Both the U.S. and the new British government are considering introducing their own form of bank tax. Others think it would make more sense to first agree to a global levy. In Britain, a campaign favouring a Robin Hood tax on financial transactions is well underway. A financial transactions tax modeled on ideas first put forward by the late Yale economist James Tobin (often called the Tobin tax) was endorsed by outgoing Labour prime minister Gordon Brown.
A global bank tax assessed on bank balance sheet totals has been suggested by the IMF as one way of building a fund to insure the global banking system. Banks would pay so that money would be ready to help out institutions that got into trouble. The IMF has also called for a financial activities tax or FAT tax to be considered. Banks would pay a FAT tax on their profits, and on their salary and bonus payments.
Understandably, the FAT tax idea has wide political appeal. Higher bank taxes would act as a disincentive to sky high salaries and bonuses currently being paid, and return a greater percentage of financial profits to public treasuries hard hit by recession.
Not least, around the world, communities are tired of seeing banks being bailed out while people lose their homes. In the aftermath of the global meltdown in 2008-09, many banks have restored their profitability, while the unemployed have not been finding new jobs.
Harper is playing up to the big five Canadian chartered banks, which oppose the tax. Bay Street argues that since Canadian banks have not been losing money, they should not have to pay for insurance to cover the losses of other banks.
Having lobbied for years for the right to sell insurance, the Canadian banks should now show they do understand how insurance works. All must pay because no one institution can afford to cover the losses it might suffer. Bad loan losses can strike any institution, and it can take others down, forcing governments to mount costly ad hoc rescue operations.

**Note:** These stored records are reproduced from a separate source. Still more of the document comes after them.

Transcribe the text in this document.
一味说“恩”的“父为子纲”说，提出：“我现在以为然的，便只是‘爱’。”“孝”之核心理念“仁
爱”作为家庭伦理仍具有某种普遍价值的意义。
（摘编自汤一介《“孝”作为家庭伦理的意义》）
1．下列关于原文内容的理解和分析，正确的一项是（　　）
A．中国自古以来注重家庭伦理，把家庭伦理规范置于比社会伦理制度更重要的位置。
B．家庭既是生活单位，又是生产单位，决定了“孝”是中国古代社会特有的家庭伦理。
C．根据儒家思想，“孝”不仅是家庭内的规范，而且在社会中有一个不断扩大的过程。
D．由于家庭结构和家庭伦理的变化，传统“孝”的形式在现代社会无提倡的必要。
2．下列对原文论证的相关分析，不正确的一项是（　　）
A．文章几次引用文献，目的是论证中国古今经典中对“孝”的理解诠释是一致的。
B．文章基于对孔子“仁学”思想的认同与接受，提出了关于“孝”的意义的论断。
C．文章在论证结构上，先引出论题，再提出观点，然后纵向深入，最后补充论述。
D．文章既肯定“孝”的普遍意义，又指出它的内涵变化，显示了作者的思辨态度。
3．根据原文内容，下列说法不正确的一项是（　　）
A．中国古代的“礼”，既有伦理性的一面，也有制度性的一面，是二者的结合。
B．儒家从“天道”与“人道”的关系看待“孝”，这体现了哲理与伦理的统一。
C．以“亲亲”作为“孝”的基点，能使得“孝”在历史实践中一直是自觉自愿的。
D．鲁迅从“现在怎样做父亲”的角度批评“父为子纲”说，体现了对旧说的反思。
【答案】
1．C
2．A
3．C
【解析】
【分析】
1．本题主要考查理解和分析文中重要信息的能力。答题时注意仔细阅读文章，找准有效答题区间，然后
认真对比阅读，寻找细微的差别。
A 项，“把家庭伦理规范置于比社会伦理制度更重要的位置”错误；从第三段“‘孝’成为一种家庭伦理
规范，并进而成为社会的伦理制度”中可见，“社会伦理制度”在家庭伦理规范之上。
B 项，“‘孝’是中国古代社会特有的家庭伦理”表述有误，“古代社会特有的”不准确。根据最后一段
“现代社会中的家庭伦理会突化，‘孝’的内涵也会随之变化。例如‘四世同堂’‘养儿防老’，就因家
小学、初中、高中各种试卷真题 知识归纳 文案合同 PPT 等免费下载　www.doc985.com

The Canadian prime minister does not want to acknowledge how much better it would be for the world community if all the banks had to pay for the bailout when loans went bad. Currently, banks loans are effectively backed by central banks which are prepared to act as lenders-of-last-resort to national banks in difficulty. In other words, banks have direct access to national credit. Making them pay premiums to cover eventual bad debts, only recognizes the principle that all banks benefit from privileged status, not accorded to non-financial institutions.
Harper, ever the faux nationalist, is masquerading as a champion of Canada, when in fact he is denying the obvious financial problems that plague the world economy. Discussion of how issues that affect every country need to be addressed and acted upon by national leaders is what international summit diplomacy is all about.
Harper does not seem to realize that at the G8/G20 meetings he will chair in June he is expected to provide leadership. Instead, he is creating a diversion by talking about how the Canadian financial system is sound. The prime minister of Canada will welcome world leaders in Toronto and Muskoka with the message his government has no intention of pursuing a dialogue intended to address problems not experienced by Canadian banks. This must surely register as a new low for Canadian internationalism.